Ciresi stopped in Willmar during a campaign swing through central and western Minnesota this week.
A cornerstone of his campaign is his belief that the federal government needs to pay attention to the needs and the potential of the country's middle class.
Access to health care and education has become difficult and expensive for many people, he said, and that can limit what they can achieve in life.
Many young people leave college with so much debt that it's "a mortgage without a house," he said. Ciresi would increase grants for qualifying students, and he proposed a 21st Century Education Fund, which would provide government guarantees to lower interest rates.
Education is one of the major issues people talk to him about, he said, but the top issue is the war in Iraq.
It's his belief that the war has made the country less safe and further destabilized the Middle East, Ciresi said, and the country has paid a huge price in human and financial terms.
He proposes a "surge in diplomacy" in the Middle East, including a U.N.-sponsored regional peace conference. He also favors a planned redeployment of troops and a renewed emphasis on training Iraqi troops "so they can fight their own civil war." U.S. troops would then be redeployed to the borders of Iraq to prevent infiltration, he said.

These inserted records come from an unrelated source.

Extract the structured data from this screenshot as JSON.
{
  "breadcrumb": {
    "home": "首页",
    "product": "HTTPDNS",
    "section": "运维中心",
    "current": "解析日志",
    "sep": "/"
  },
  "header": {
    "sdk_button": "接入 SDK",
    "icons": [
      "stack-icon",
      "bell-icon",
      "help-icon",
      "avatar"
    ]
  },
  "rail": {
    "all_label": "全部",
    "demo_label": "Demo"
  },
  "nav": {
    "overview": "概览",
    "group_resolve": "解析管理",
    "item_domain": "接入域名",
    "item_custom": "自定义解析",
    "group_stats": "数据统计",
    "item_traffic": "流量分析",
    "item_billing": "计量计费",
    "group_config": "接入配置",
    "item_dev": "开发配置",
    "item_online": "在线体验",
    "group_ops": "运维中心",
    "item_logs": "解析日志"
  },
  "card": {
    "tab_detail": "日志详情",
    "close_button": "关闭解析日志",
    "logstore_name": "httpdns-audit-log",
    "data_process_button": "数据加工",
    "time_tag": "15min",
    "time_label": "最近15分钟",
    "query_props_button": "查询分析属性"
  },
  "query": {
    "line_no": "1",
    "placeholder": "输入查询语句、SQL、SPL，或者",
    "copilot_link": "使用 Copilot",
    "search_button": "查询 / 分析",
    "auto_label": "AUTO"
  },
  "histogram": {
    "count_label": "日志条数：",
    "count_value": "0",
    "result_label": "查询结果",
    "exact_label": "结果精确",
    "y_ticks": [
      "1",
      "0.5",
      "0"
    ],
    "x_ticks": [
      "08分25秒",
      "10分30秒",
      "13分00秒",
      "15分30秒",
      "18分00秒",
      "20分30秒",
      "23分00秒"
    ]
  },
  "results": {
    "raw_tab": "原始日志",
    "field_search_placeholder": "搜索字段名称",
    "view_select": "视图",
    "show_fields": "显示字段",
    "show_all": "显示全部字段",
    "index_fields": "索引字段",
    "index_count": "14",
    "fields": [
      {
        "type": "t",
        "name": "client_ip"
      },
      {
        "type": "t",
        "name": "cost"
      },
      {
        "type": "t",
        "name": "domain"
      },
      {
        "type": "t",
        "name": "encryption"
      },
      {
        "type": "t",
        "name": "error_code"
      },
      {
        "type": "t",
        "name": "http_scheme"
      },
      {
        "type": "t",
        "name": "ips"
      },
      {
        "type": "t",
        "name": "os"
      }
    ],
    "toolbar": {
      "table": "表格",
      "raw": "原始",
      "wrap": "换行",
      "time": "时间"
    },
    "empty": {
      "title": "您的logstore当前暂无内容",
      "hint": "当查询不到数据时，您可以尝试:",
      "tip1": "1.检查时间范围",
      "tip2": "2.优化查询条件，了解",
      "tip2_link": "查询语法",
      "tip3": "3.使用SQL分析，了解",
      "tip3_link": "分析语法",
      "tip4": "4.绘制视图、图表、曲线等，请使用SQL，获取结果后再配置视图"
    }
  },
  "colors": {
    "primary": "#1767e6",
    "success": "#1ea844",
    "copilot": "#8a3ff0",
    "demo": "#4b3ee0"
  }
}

Lots of people want to talk about immigration, too, Ciresi said. He thought a compromise proposed last spring might be something the public could support, "but people started playing politics with it," he said.
He proposes a three-part plan. The first and most crucial is to secure the country's borders. More than building a fence, he said, he would increase Border Patrol numbers and training.
Once people are assured that the borders are secure, significant bilateral discussions with Mexican authorities should be the next step, followed by a "realistic guest worker program."
It isn't possible or practical to try to send all the undocumented people in their country back to their home countries, he said. "We need to find a way for them to earn citizenship over a long period of time," he said.
Ciresi's ideas are ambitious. He acknowledged that implementing them would require a strongly Democratic Congress and a Democrat in the White House.
He's confident that will happen in 2008.
"I'm tired of politics as usual, and most folks I talk to feel the same," he said.
To raise the money for his ideas, he said, he'd revamp the federal tax code. He would reduce incentives paid to oil companies and shift them to companies developing alternative energy.
He'd tighten laws that allow corporations to avoid paying taxes by using offshore accounts. He would also repeal tax cuts given to the wealthiest Americans in recent years.
Ciresi called it "redirecting tax policy to favor the middle class."
Campaigning more than a year before the election is "more than strange," he said. When he ran for Senate in 2000, he announced about a year before the election. This time, he announced nearly a year and a half before the election.
Franken's early entry into the race led Ciresi's advisers to urge him into the race earlier than he would have liked, Ciresi said. People who are likely to attend precinct caucuses next winter are paying some attention at this point, but many voters aren't, he said.